L'endometriosi è una patologia femminile che colpisce 1 donna su 8; i sintomi sono vari e non sempre facili da diagnosticare

Diagnosi di endometriosi: come individuare questa patologia

Solitamente il medico sospetta l'endometriosi sulla base della descrizione dei sintomi che le donne avvertono e consiglia una visita ginecologica per ulteriori accertamenti.
Il primo dubbio si ha quando la paziente lamenta mestruazioni molto dolorose, forti dolori addominali e cicli irregolari.
Per avere però una diagnosi certa di endometriosi, le donne spesso devono sottoporsi a diversi esami clinici e accertamenti.

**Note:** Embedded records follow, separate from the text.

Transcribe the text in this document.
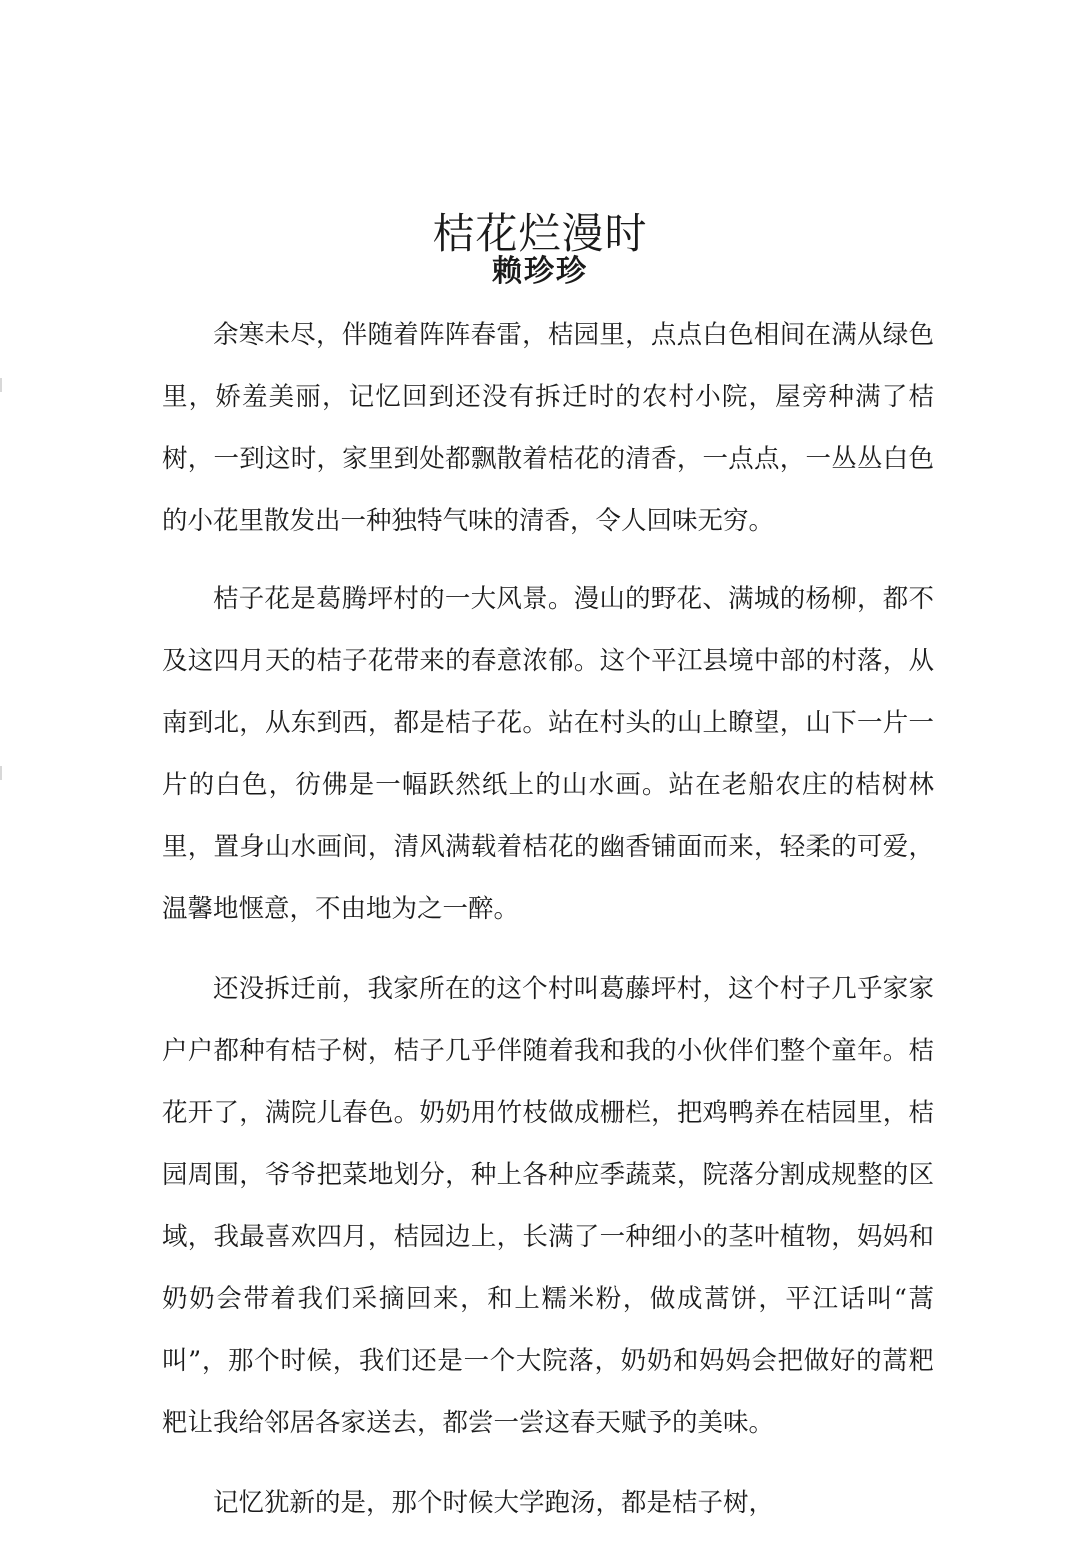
桔花烂漫时
赖珍珍

余寒未尽，伴随着阵阵春雷，桔园里，点点白色相间在满从绿色里，娇羞美丽，记忆回到还没有拆迁时的农村小院，屋旁种满了桔树，一到这时，家里到处都飘散着桔花的清香，一点点，一丛丛白色的小花里散发出一种独特气味的清香，令人回味无穷。

桔子花是葛腾坪村的一大风景。漫山的野花、满城的杨柳，都不及这四月天的桔子花带来的春意浓郁。这个平江县境中部的村落，从南到北，从东到西，都是桔子花。站在村头的山上瞭望，山下一片一片的白色，彷佛是一幅跃然纸上的山水画。站在老船农庄的桔树林里，置身山水画间，清风满载着桔花的幽香铺面而来，轻柔的可爱，温馨地惬意，不由地为之一醉。

还没拆迁前，我家所在的这个村叫葛藤坪村，这个村子几乎家家户户都种有桔子树，桔子几乎伴随着我和我的小伙伴们整个童年。桔花开了，满院儿春色。奶奶用竹枝做成栅栏，把鸡鸭养在桔园里，桔园周围，爷爷把菜地划分，种上各种应季蔬菜，院落分割成规整的区域，我最喜欢四月，桔园边上，长满了一种细小的茎叶植物，妈妈和奶奶会带着我们采摘回来，和上糯米粉，做成蒿饼，平江话叫“蒿叫”，那个时候，我们还是一个大院落，奶奶和妈妈会把做好的蒿粑粑让我给邻居各家送去，都尝一尝这春天赋予的美味。

记忆犹新的是，那个时候大学跑汤，都是桔子树，
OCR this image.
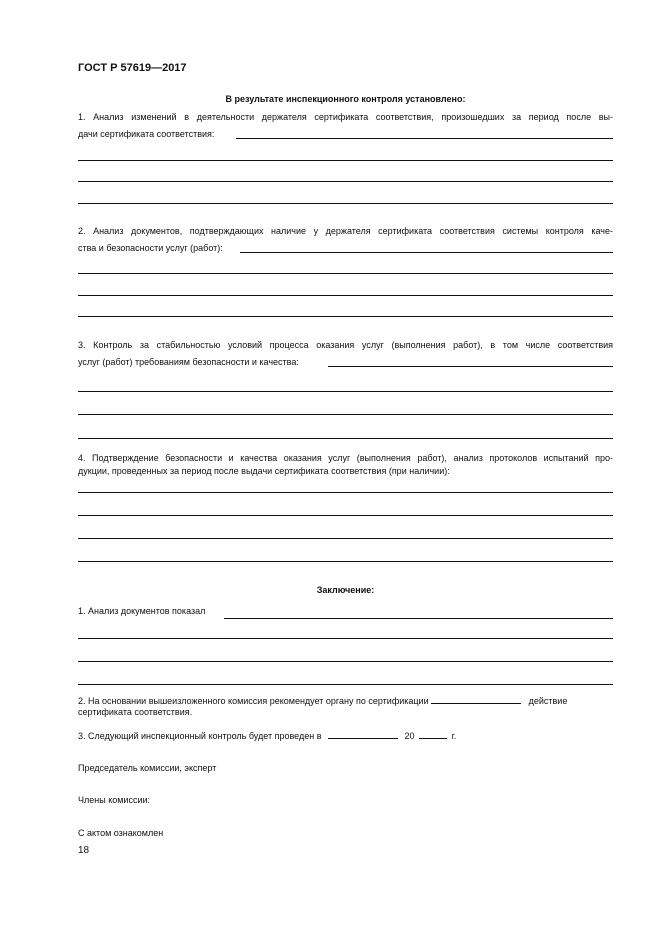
ГОСТ Р 57619—2017
В результате инспекционного контроля установлено:
1. Анализ изменений в деятельности держателя сертификата соответствия, произошедших за период после вы-
дачи сертификата соответствия:
2. Анализ документов, подтверждающих наличие у держателя сертификата соответствия системы контроля каче-
ства и безопасности услуг (работ):
3. Контроль за стабильностью условий процесса оказания услуг (выполнения работ), в том числе соответствия
услуг (работ) требованиям безопасности и качества:
4. Подтверждение безопасности и качества оказания услуг (выполнения работ), анализ протоколов испытаний про-
дукции, проведенных за период после выдачи сертификата соответствия (при наличии):
Заключение:
1. Анализ документов показал
2. На основании вышеизложенного комиссия рекомендует органу по сертификации	действие
сертификата соответствия.
3. Следующий инспекционный контроль будет проведен в	20	г.
Председатель комиссии, эксперт
Члены комиссии:
С актом ознакомлен
18
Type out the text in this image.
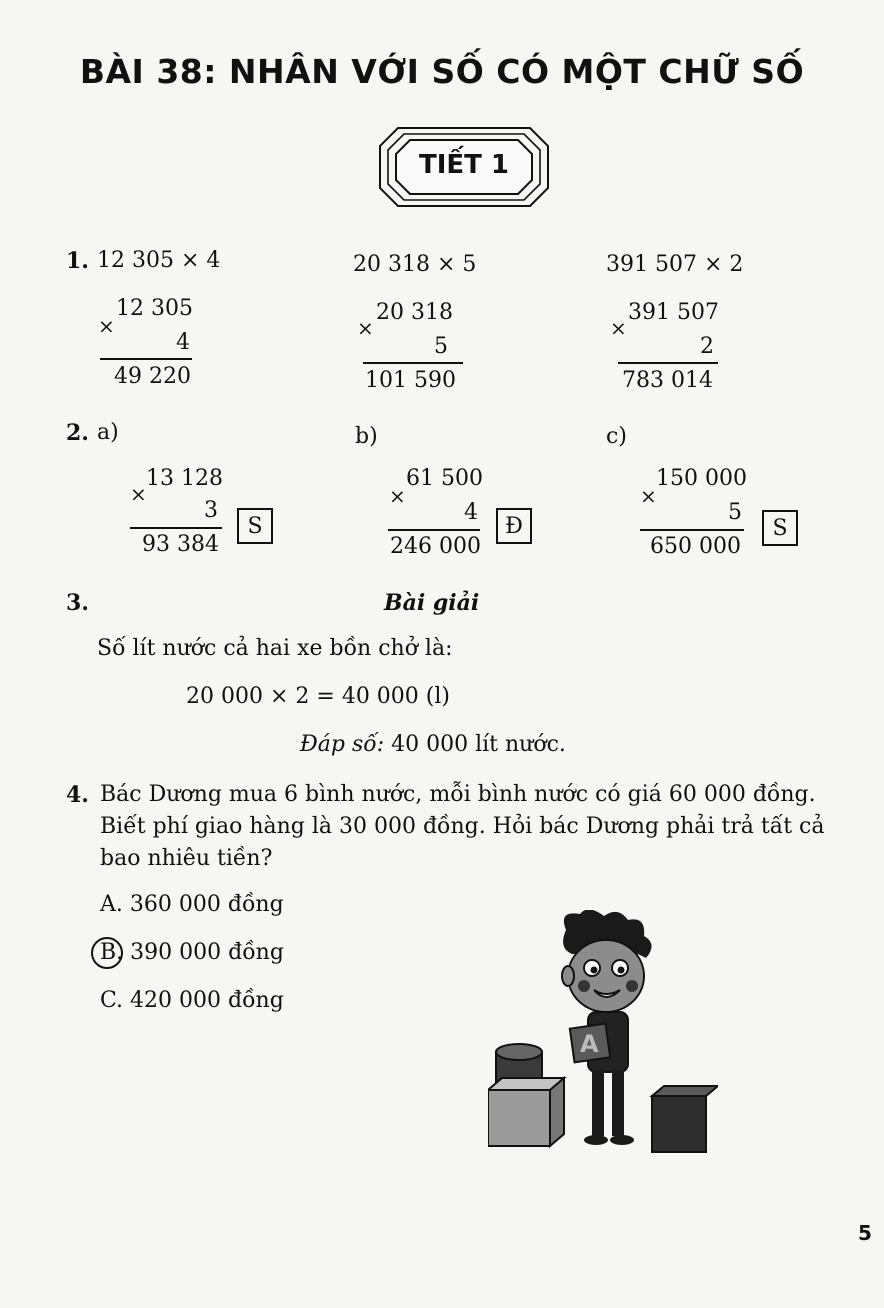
BÀI 38: NHÂN VỚI SỐ CÓ MỘT CHỮ SỐ
TIẾT 1
1. 12 305 × 4	20 318 × 5	391 507 × 2
12 305
×
4
49 220
20 318
×
5
101 590
391 507
×
2
783 014
2. a)	b)	c)
13 128
×
3
93 384
S
61 500
×
4
246 000
Đ
150 000
×
5
650 000
S
3.	Bài giải
Số lít nước cả hai xe bồn chở là:
20 000 × 2 = 40 000 (l)
Đáp số: 40 000 lít nước.
4. Bác Dương mua 6 bình nước, mỗi bình nước có giá 60 000 đồng.
Biết phí giao hàng là 30 000 đồng. Hỏi bác Dương phải trả tất cả
bao nhiêu tiền?
A. 360 000 đồng
B. 390 000 đồng
C. 420 000 đồng
A
5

Ecografia pelvica e transvaginale
Quasi sempre il primo strumento diagnostico che può individuare la presenza di noduli endometriosici a livello ovarico è l'ecografia pelvica: uno strumento che usa gli ultrasuoni per visualizzare i principali organi contenuti nell'addome, quali fegato, reni, milza, vescica.
Un altro esame per la diagnosi di endometriosi è l'ecografia transvaginale, che serve a differenziare le cisti ovariche endometriosiche dalle formazioni cistiche semplici.

Dosaggio del CA125
Il CA 125 è un marcatore ovarico che viene misurato nelle donne con neoplasie, ma i suoi valori risultano alterati anche in caso di endometriosi. L'aumento di questo valore non si presenta però in tutte le pazienti; tuttavia, quando i risultati sono positivi è certa la presenza di malattia endometriosica. Quindi questo esame fa parte del protocollo diagnostico, insieme agli altri accertamenti e non deve essere utilizzato come unico strumento.

La laparoscopia
L'endometriosi ha una diagnosi certa e viene confermata con un unico strumento: la laparoscopia.
Si tratta di un'indagine nella quale si introduce una sonda ottica attraverso una piccola incisione nella parete addominale. L'intervento viene praticato in anestesia generale, solitamente in forma di day hospital. In questo modo non solo è possibile fare la diagnosi, ma anche trattare l'endometriosi asportandone le lesioni, seguire poi una biopsia mirata per l'analisi istologica e cosi' poter classificare la malattia.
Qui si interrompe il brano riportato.